Inmitten der anhaltenden teilweisen Regierungsschließung, die landesweit Chaos und lange Schlangen an Flughäfen ausgelöst hat, wurde Senator Lindsey Graham (R-SC) in Walt Disney World in Orlando, Florida gesichtet, wo er im Chef Mickey's speiste und eine „großartige Zeit" hatte, wie TMZ am Sonntag berichtete, was sofortigen Gegenwind von mehreren prominenten Kritikern auslöste.

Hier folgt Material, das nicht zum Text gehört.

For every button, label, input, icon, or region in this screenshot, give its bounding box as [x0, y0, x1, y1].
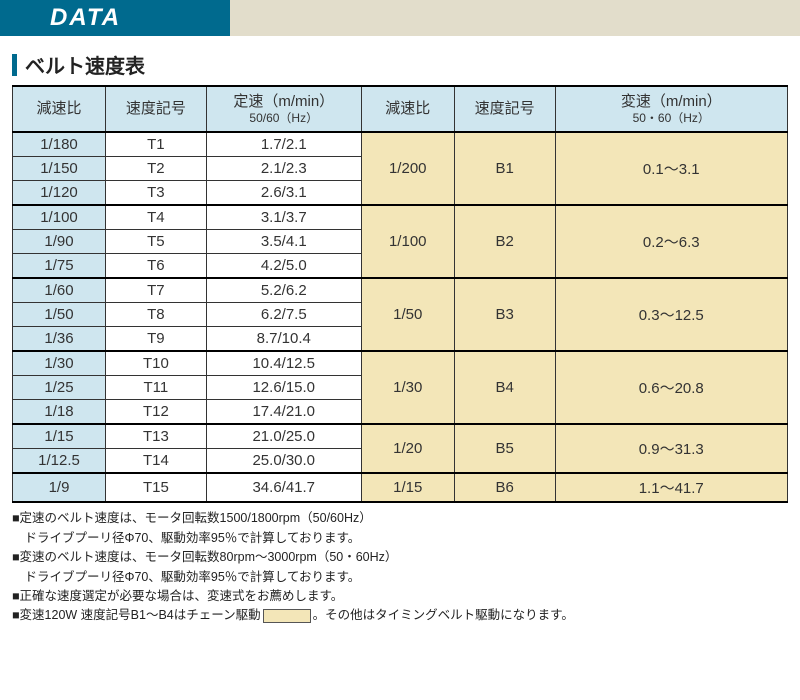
cell-var-ratio: 1/100 — [361, 205, 454, 278]
cell-fixed-speed: 12.6/15.0 — [206, 376, 361, 400]
cell-ratio: 1/120 — [13, 181, 106, 206]
table-row: 1/60T75.2/6.21/50B30.3～12.5 — [13, 278, 788, 303]
cell-var-code: B5 — [454, 424, 555, 473]
cell-var-speed: 0.6～20.8 — [555, 351, 788, 424]
cell-fixed-speed: 17.4/21.0 — [206, 400, 361, 425]
cell-fixed-speed: 2.6/3.1 — [206, 181, 361, 206]
cell-speed-code: T6 — [106, 254, 207, 279]
cell-var-ratio: 1/50 — [361, 278, 454, 351]
cell-ratio: 1/18 — [13, 400, 106, 425]
cell-speed-code: T2 — [106, 157, 207, 181]
cell-ratio: 1/100 — [13, 205, 106, 230]
cell-var-speed: 0.1～3.1 — [555, 132, 788, 205]
cell-var-ratio: 1/15 — [361, 473, 454, 502]
cell-var-ratio: 1/200 — [361, 132, 454, 205]
cell-speed-code: T10 — [106, 351, 207, 376]
cell-ratio: 1/12.5 — [13, 449, 106, 474]
cell-fixed-speed: 25.0/30.0 — [206, 449, 361, 474]
cell-fixed-speed: 6.2/7.5 — [206, 303, 361, 327]
cell-var-speed: 0.3～12.5 — [555, 278, 788, 351]
cell-ratio: 1/25 — [13, 376, 106, 400]
cell-fixed-speed: 21.0/25.0 — [206, 424, 361, 449]
note-1b: ドライブプーリ径Φ70、駆動効率95％で計算しております。 — [12, 529, 788, 548]
cell-fixed-speed: 1.7/2.1 — [206, 132, 361, 157]
cell-speed-code: T4 — [106, 205, 207, 230]
table-row: 1/180T11.7/2.11/200B10.1～3.1 — [13, 132, 788, 157]
data-banner: DATA — [0, 0, 800, 36]
cell-ratio: 1/9 — [13, 473, 106, 502]
table-row: 1/9T1534.6/41.71/15B61.1～41.7 — [13, 473, 788, 502]
banner-label: DATA — [0, 0, 230, 36]
note-3: ■正確な速度選定が必要な場合は、変速式をお薦めします。 — [12, 587, 788, 606]
cell-speed-code: T7 — [106, 278, 207, 303]
cell-var-code: B3 — [454, 278, 555, 351]
header-code-2: 速度記号 — [454, 86, 555, 132]
cell-ratio: 1/90 — [13, 230, 106, 254]
cell-fixed-speed: 5.2/6.2 — [206, 278, 361, 303]
cell-var-speed: 0.2～6.3 — [555, 205, 788, 278]
cell-ratio: 1/180 — [13, 132, 106, 157]
table-row: 1/30T1010.4/12.51/30B40.6～20.8 — [13, 351, 788, 376]
table-header-row: 減速比 速度記号 定速（m/min） 50/60（Hz） 減速比 速度記号 変速… — [13, 86, 788, 132]
header-code-1: 速度記号 — [106, 86, 207, 132]
banner-spacer — [230, 0, 800, 36]
cell-fixed-speed: 4.2/5.0 — [206, 254, 361, 279]
cell-ratio: 1/150 — [13, 157, 106, 181]
cell-var-code: B6 — [454, 473, 555, 502]
cell-var-code: B2 — [454, 205, 555, 278]
cell-speed-code: T13 — [106, 424, 207, 449]
chain-drive-swatch — [263, 609, 311, 623]
cell-var-speed: 0.9～31.3 — [555, 424, 788, 473]
note-2b: ドライブプーリ径Φ70、駆動効率95％で計算しております。 — [12, 568, 788, 587]
cell-fixed-speed: 2.1/2.3 — [206, 157, 361, 181]
note-2a: ■変速のベルト速度は、モータ回転数80rpm～3000rpm（50・60Hz） — [12, 548, 788, 567]
cell-speed-code: T3 — [106, 181, 207, 206]
header-ratio-2: 減速比 — [361, 86, 454, 132]
cell-speed-code: T14 — [106, 449, 207, 474]
cell-speed-code: T8 — [106, 303, 207, 327]
cell-ratio: 1/15 — [13, 424, 106, 449]
cell-fixed-speed: 10.4/12.5 — [206, 351, 361, 376]
cell-var-code: B1 — [454, 132, 555, 205]
cell-ratio: 1/30 — [13, 351, 106, 376]
belt-speed-table: 減速比 速度記号 定速（m/min） 50/60（Hz） 減速比 速度記号 変速… — [12, 85, 788, 503]
footnotes: ■定速のベルト速度は、モータ回転数1500/1800rpm（50/60Hz） ド… — [12, 509, 788, 625]
cell-speed-code: T5 — [106, 230, 207, 254]
note-1a: ■定速のベルト速度は、モータ回転数1500/1800rpm（50/60Hz） — [12, 509, 788, 528]
cell-fixed-speed: 3.5/4.1 — [206, 230, 361, 254]
note-4a: ■変速120W 速度記号B1～B4はチェーン駆動 — [12, 606, 261, 625]
cell-ratio: 1/36 — [13, 327, 106, 352]
cell-fixed-speed: 3.1/3.7 — [206, 205, 361, 230]
cell-speed-code: T9 — [106, 327, 207, 352]
note-4b: 。その他はタイミングベルト駆動になります。 — [313, 606, 574, 625]
cell-speed-code: T15 — [106, 473, 207, 502]
note-4: ■変速120W 速度記号B1～B4はチェーン駆動 。その他はタイミングベルト駆動… — [12, 606, 788, 625]
cell-var-ratio: 1/30 — [361, 351, 454, 424]
header-fixed-speed: 定速（m/min） 50/60（Hz） — [206, 86, 361, 132]
cell-ratio: 1/75 — [13, 254, 106, 279]
cell-var-speed: 1.1～41.7 — [555, 473, 788, 502]
header-ratio-1: 減速比 — [13, 86, 106, 132]
table-row: 1/15T1321.0/25.01/20B50.9～31.3 — [13, 424, 788, 449]
cell-speed-code: T1 — [106, 132, 207, 157]
cell-speed-code: T11 — [106, 376, 207, 400]
cell-var-code: B4 — [454, 351, 555, 424]
table-row: 1/100T43.1/3.71/100B20.2～6.3 — [13, 205, 788, 230]
title-accent-bar — [12, 54, 17, 76]
cell-fixed-speed: 8.7/10.4 — [206, 327, 361, 352]
section-title-text: ベルト速度表 — [25, 50, 145, 79]
header-variable-speed: 変速（m/min） 50・60（Hz） — [555, 86, 788, 132]
cell-ratio: 1/50 — [13, 303, 106, 327]
cell-fixed-speed: 34.6/41.7 — [206, 473, 361, 502]
cell-ratio: 1/60 — [13, 278, 106, 303]
section-title: ベルト速度表 — [12, 50, 788, 85]
cell-var-ratio: 1/20 — [361, 424, 454, 473]
cell-speed-code: T12 — [106, 400, 207, 425]
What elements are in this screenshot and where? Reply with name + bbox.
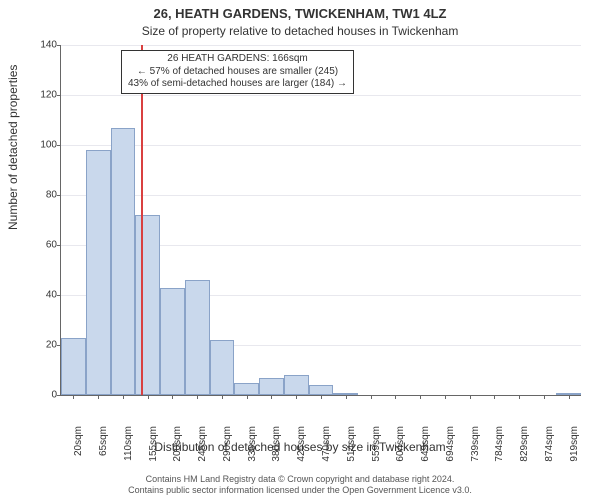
y-tick-mark bbox=[57, 95, 61, 96]
x-tick-mark bbox=[321, 395, 322, 399]
y-tick-label: 20 bbox=[31, 340, 57, 351]
x-axis-label: Distribution of detached houses by size … bbox=[0, 440, 600, 454]
chart-title-line1: 26, HEATH GARDENS, TWICKENHAM, TW1 4LZ bbox=[0, 6, 600, 21]
histogram-bar bbox=[160, 288, 185, 396]
x-tick-mark bbox=[420, 395, 421, 399]
histogram-bar bbox=[210, 340, 235, 395]
y-tick-label: 40 bbox=[31, 290, 57, 301]
annotation-line2: ← 57% of detached houses are smaller (24… bbox=[128, 66, 347, 79]
annotation-line3: 43% of semi-detached houses are larger (… bbox=[128, 78, 347, 91]
y-tick-label: 140 bbox=[31, 40, 57, 51]
y-tick-mark bbox=[57, 145, 61, 146]
x-tick-mark bbox=[371, 395, 372, 399]
y-tick-label: 120 bbox=[31, 90, 57, 101]
gridline-h bbox=[61, 45, 581, 46]
plot-area: 02040608010012014020sqm65sqm110sqm155sqm… bbox=[60, 45, 581, 396]
x-tick-mark bbox=[494, 395, 495, 399]
x-tick-mark bbox=[148, 395, 149, 399]
x-tick-mark bbox=[197, 395, 198, 399]
x-tick-mark bbox=[247, 395, 248, 399]
x-tick-mark bbox=[73, 395, 74, 399]
y-tick-label: 60 bbox=[31, 240, 57, 251]
x-tick-mark bbox=[569, 395, 570, 399]
y-tick-mark bbox=[57, 295, 61, 296]
gridline-h bbox=[61, 145, 581, 146]
histogram-bar bbox=[309, 385, 334, 395]
y-tick-mark bbox=[57, 245, 61, 246]
annotation-box: 26 HEATH GARDENS: 166sqm ← 57% of detach… bbox=[121, 50, 354, 94]
y-tick-mark bbox=[57, 195, 61, 196]
y-tick-label: 100 bbox=[31, 140, 57, 151]
x-tick-mark bbox=[346, 395, 347, 399]
y-tick-mark bbox=[57, 395, 61, 396]
footer-line1: Contains HM Land Registry data © Crown c… bbox=[146, 474, 455, 484]
chart-container: 26, HEATH GARDENS, TWICKENHAM, TW1 4LZ S… bbox=[0, 0, 600, 500]
x-tick-mark bbox=[544, 395, 545, 399]
annotation-line1: 26 HEATH GARDENS: 166sqm bbox=[128, 53, 347, 66]
x-tick-mark bbox=[395, 395, 396, 399]
gridline-h bbox=[61, 195, 581, 196]
y-tick-label: 0 bbox=[31, 390, 57, 401]
x-tick-mark bbox=[296, 395, 297, 399]
histogram-bar bbox=[259, 378, 284, 396]
histogram-bar bbox=[234, 383, 259, 396]
x-tick-mark bbox=[271, 395, 272, 399]
x-tick-mark bbox=[519, 395, 520, 399]
histogram-bar bbox=[111, 128, 136, 396]
chart-title-line2: Size of property relative to detached ho… bbox=[0, 24, 600, 38]
histogram-bar bbox=[61, 338, 86, 396]
x-tick-mark bbox=[123, 395, 124, 399]
y-tick-mark bbox=[57, 45, 61, 46]
x-tick-mark bbox=[222, 395, 223, 399]
y-axis-label: Number of detached properties bbox=[6, 65, 20, 230]
y-tick-label: 80 bbox=[31, 190, 57, 201]
reference-line bbox=[141, 45, 143, 395]
footer-text: Contains HM Land Registry data © Crown c… bbox=[0, 474, 600, 496]
gridline-h bbox=[61, 95, 581, 96]
x-tick-mark bbox=[172, 395, 173, 399]
histogram-bar bbox=[185, 280, 210, 395]
histogram-bar bbox=[86, 150, 111, 395]
histogram-bar bbox=[135, 215, 160, 395]
histogram-bar bbox=[284, 375, 309, 395]
x-tick-mark bbox=[470, 395, 471, 399]
x-tick-mark bbox=[98, 395, 99, 399]
footer-line2: Contains public sector information licen… bbox=[128, 485, 472, 495]
x-tick-mark bbox=[445, 395, 446, 399]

„Diven brauchen auch Urlaub", lautet ein Social-Media-Beitrag aus dem Pressebüro des kalifornischen Gouverneurs Gavin Newsom als Reaktion auf Grahams Disney World-Ausflug.
„Warum geht ein alter Mann ohne Kinder zu Disney?", schrieb die konservative Journalistin Cassandra MacDonald in einem Social-Media-Beitrag auf X.
Graham bestätigte gegenüber TMZ seine Reise nach Disney World und teilte dem Outlet mit, dass er aus dienstlichen Gründen in Florida war.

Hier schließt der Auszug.